In a prospective, three month, randomized study conducted under IRB supervision, an assessment of visual quality after modern LASIK was performed. Subjective results were evaluated using a patient survey. Objective assessment was based on best-corrected distance visual acuity (BDVA), uncorrected distance visual acuity (UDVA), contrast sensitivity, and assessment of the Objective Scattering Index (OSI). Contrast sensitivity, MTF cutoff, Strehl ratio, and OSI, an interpretation of the point-spread function, were obtained using a double-pass technique. Enrollment criteria included preoperative myopic spheroequivalent between -1.00D and -7.00 D with up to 3.00D of cylinder and preoperative BDVA of 20/20 or better. Subjects underwent bilateral modern LASIK using the Alcon FS200 femtosecond laser and EX500 excimer laser by one surgeon (DSD). Subjects were evaluated at baseline, 1 day, 1 month, and 3 months.
Results from 26 eyes of the 13 patients who have completed the three month exam are presented. At Day 1, visual quality as measured using the OSI worsened from 0.54 ± 0.37 to 0.79± 0.52 (p =0.029). Subjective independence from glasses and overall visual quality were significantly improved (p<0.05). At both 1 and 3 months, the OSI was no longer statistically different from baseline. At 3 months, subjective independence from glasses, overall visual quality, and now glare were significantly improved from baseline (p<0.05). OSI, Strehl ratio, CV100, CV20, CV9, average MTF, and MTF cutoff were statistically unchanged. Monocular UDVA of 20/20 and manifest S.E. of ± 0.50 or better was present in all eyes. The study is ongoing.

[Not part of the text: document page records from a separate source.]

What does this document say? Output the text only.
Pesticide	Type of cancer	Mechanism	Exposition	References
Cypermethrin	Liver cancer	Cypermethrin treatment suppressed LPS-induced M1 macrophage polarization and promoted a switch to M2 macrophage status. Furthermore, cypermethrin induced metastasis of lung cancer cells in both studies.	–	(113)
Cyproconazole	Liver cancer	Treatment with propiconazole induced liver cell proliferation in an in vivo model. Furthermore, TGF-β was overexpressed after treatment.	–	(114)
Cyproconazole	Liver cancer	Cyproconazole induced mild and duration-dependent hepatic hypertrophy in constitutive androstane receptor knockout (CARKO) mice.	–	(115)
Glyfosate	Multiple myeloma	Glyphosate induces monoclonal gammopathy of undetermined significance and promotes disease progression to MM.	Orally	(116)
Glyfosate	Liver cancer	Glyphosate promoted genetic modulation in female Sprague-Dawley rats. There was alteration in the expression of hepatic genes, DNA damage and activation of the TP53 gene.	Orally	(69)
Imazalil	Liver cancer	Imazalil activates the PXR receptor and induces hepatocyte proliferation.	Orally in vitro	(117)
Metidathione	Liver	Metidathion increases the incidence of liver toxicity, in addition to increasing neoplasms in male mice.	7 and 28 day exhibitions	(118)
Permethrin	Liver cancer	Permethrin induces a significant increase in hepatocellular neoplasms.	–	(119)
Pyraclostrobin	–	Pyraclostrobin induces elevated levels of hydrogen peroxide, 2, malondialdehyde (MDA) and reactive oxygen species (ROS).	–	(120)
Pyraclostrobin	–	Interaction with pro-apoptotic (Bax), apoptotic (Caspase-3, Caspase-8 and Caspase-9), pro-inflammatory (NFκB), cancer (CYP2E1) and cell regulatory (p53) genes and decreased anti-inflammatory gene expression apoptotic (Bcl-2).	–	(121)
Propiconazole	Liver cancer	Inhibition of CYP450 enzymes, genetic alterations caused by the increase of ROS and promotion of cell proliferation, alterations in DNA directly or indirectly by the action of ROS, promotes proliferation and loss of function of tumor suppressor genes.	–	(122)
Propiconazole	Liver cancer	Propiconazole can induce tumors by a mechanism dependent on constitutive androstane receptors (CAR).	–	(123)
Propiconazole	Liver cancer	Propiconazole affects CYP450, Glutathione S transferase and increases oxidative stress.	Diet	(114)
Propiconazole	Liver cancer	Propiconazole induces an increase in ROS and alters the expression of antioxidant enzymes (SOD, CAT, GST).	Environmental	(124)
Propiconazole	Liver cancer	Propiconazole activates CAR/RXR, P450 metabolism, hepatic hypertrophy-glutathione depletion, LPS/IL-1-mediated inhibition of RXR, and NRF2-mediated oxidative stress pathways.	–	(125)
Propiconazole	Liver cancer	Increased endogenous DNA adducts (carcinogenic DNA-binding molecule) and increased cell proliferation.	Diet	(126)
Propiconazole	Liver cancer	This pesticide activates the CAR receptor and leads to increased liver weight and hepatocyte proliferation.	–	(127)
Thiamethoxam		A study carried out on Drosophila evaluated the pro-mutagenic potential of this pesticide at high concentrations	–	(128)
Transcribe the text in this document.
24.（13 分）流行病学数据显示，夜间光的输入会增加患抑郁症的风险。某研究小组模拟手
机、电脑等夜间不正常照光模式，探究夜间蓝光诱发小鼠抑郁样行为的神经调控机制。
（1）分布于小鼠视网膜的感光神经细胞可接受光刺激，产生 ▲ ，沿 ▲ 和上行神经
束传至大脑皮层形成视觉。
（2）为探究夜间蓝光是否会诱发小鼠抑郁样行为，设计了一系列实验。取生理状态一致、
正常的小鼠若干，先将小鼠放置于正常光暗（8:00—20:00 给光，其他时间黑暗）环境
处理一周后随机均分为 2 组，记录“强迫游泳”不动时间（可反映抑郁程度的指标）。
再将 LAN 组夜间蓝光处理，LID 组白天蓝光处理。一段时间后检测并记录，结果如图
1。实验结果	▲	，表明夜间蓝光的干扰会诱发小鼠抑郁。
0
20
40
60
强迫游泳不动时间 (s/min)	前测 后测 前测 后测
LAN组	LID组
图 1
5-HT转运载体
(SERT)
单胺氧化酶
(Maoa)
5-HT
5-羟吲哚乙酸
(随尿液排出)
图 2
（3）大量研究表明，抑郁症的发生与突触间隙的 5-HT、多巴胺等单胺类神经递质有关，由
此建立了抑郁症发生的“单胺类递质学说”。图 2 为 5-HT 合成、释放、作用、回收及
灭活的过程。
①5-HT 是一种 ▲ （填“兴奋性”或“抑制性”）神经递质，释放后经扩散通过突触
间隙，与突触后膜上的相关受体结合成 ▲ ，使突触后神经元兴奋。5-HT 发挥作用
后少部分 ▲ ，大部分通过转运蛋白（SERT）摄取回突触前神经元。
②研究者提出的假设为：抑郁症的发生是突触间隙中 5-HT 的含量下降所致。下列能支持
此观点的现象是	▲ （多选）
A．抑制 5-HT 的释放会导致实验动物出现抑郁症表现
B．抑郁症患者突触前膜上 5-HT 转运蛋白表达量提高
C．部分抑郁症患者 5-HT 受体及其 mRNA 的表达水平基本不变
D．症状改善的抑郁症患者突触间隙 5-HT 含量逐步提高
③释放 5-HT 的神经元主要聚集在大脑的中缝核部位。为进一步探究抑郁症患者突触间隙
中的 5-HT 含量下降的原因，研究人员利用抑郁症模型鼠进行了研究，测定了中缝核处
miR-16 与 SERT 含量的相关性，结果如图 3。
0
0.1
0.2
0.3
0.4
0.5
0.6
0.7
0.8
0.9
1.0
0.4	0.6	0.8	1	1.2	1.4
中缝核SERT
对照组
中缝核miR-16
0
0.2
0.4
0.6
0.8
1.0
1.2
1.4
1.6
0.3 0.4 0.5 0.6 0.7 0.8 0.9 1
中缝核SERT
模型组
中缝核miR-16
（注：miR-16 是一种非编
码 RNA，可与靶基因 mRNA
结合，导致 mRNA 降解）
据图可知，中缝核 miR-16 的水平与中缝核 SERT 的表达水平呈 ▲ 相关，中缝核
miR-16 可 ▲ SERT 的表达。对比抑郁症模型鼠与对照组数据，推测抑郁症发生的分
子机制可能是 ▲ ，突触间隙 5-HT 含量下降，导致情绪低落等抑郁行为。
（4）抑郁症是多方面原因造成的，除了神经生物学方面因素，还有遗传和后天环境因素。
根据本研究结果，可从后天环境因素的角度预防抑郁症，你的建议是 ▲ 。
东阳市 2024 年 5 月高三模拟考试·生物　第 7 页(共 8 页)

Early findings from this prospective study show improved visual recovery after LASIK compared to previous reports and suggest that objective assessment of visual quality based on optical scatter with a double pass technique agree with subjective reports. Transient reduction in subjective and objective visual quality returned to baseline by one month by both objective and subjective metrics. By three months, patients also reported a statistical reduction in glare compared to the preoperative baseline.